An ever-increasing cost of living (which has even pushed many formerly categorized among the urban middle-class demographic down the poverty line; to speak nothing of the droves of our already severely — historically — disenfranchised), the unhinged, capitalistic glorification of wealth (be it ill-gotten or fairly conceived — who cares anymore, right?) above all mores of universally-good personal conduct, cultural factors that ‘naturally’ relegate some to a higher positioning on the social ladder instead of others (think our suffocating national binds of ethnicity, linguistic origination, sex, age, and social class conformity) and reinforce rigid class divisions/barriers to entry, declining state of education and very few instances of self-initiated scholastic enterprise (most of our higher educational degrees which relate of impressive learner GPAs and university credentials, I’m again loathed to state, don’t count for much in the practical/applied workplace for a number of publically discussed reasons), and, of course, our culturally damaging and all-moral-subverting, political and religious conditioning which is both a direct causative and resultant issue of all of these recounted pathologies of contemporary Pakistani professional living.

Needless to say, but many other factors can be listed here…but the aim inherent in this summation is not to put the reader into an even greater descent of our collective abject state of despair than is absolutely necessary. It is only to shed light on the concerns that have cumulatively led to this decadence taking hold; grievances that we, in both our organizational and other social spaces of interaction, appear to be doing little to alleviate.

And the worry is that this degenerative state of affairs will only lead to a further entrenchment of our going ‘brain drain’ phenomenon — the famous one sparked en masse in the 60s and which has only ever been on an ascent since.
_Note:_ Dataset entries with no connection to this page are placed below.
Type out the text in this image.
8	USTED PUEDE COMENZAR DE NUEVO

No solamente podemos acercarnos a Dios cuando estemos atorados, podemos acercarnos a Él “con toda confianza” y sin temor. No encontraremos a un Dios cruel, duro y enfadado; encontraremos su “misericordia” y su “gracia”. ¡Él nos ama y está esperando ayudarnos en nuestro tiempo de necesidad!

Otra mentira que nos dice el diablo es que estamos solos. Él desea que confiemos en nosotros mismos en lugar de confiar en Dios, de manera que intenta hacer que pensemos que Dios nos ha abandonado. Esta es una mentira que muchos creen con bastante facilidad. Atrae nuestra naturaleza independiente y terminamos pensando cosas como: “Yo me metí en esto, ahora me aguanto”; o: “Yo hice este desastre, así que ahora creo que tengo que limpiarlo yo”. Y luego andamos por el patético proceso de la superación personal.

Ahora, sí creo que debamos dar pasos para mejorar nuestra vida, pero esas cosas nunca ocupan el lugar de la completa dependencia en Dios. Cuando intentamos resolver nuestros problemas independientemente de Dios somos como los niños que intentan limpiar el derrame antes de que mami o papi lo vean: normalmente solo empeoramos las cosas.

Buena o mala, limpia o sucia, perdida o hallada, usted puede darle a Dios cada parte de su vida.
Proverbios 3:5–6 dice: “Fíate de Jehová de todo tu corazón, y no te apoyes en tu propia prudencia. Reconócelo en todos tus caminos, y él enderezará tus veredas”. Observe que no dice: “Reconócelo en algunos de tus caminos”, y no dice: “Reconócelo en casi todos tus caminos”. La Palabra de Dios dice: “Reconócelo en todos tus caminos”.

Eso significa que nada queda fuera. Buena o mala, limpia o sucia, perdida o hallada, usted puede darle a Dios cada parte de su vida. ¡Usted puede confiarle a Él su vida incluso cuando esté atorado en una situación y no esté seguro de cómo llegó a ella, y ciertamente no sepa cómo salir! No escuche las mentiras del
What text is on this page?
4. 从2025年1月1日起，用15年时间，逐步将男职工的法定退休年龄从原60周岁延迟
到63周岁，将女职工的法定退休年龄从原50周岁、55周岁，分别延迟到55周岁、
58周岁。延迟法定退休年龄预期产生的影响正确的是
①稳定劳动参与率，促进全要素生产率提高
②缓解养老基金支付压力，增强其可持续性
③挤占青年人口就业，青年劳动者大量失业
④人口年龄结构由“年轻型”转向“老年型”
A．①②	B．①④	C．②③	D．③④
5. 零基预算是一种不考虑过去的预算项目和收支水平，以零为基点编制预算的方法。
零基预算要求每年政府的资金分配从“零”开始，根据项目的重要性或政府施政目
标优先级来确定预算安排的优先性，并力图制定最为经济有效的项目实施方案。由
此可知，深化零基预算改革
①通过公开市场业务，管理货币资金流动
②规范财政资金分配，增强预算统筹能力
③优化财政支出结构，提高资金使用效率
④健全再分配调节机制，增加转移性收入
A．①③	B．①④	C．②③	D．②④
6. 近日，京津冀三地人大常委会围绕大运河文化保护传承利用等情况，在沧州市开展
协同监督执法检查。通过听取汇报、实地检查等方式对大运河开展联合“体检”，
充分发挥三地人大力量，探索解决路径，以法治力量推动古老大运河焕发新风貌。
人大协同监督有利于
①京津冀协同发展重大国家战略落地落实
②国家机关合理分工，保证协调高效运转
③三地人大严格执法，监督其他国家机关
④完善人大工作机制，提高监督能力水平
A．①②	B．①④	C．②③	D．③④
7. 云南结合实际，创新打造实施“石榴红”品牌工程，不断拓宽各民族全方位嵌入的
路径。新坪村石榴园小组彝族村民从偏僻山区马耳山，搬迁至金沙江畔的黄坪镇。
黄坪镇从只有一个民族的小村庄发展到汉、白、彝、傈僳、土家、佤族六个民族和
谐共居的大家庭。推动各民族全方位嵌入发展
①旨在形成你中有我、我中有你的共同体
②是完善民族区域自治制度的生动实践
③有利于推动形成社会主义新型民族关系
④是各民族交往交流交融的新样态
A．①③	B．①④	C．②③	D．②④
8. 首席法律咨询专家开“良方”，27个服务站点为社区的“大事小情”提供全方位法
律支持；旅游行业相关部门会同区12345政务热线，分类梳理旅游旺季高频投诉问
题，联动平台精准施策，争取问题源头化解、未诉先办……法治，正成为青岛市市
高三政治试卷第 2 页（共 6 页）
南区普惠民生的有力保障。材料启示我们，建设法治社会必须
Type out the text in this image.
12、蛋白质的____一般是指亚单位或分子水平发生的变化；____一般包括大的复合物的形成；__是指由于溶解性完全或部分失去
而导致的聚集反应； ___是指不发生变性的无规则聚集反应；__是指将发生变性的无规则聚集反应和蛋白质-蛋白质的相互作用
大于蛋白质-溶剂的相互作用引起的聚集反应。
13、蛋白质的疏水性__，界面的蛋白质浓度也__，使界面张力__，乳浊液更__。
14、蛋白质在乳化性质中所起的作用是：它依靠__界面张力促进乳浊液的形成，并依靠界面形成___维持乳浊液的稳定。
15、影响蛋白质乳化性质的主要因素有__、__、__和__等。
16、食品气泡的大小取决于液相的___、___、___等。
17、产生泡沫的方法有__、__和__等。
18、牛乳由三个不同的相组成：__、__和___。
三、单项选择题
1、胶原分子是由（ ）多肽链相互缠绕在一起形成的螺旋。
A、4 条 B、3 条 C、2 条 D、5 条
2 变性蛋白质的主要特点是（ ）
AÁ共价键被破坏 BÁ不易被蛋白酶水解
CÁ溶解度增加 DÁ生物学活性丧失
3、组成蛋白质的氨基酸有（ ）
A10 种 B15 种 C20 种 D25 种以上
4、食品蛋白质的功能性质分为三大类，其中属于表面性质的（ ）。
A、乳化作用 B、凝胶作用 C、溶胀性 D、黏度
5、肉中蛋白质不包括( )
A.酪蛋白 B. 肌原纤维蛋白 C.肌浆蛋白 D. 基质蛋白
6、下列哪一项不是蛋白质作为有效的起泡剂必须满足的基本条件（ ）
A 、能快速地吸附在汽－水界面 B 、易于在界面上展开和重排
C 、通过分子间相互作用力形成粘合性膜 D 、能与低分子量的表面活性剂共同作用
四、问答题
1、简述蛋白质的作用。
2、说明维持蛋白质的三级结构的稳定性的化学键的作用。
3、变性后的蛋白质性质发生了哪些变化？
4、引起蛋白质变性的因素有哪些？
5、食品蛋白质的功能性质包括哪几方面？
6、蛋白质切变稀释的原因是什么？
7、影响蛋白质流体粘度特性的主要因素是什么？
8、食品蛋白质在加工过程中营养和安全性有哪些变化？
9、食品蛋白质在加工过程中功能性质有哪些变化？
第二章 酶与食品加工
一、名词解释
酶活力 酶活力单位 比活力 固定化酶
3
Good workers, sound on both theoretical (knowledge-based) and practical (applied skills-based) fronts, despite the increasing tide of racialism and socioeconomic protectionism currently underway in most developed countries, will continue to willingly emigrate in search of better employment opportunities and chances at living; only choosing to come back after they’ve amassed a lot of overseas currency to ensure a more respectable, foreign-stamped, existence back home.

They are not interested in merely surviving, which, for the greater, overwhelming majority of our citizens (particularly our hardworking, patriotic citizens who, in spite of all social pressures inflicted on their persons — both worker-oriented and others, still love their country) figures as the primary mode of day-to-day existence.

They are keen on living.

And there is a big difference between the two that we need to appreciate — if we are to work towards any semblance of a societal betterment; and, more narrowly, towards improving our workplace culture.

Because it is only then that the quality worker will remain; along with being motivated enough to freely and fearlessly exhibit his or her true potential for the good of both country and company.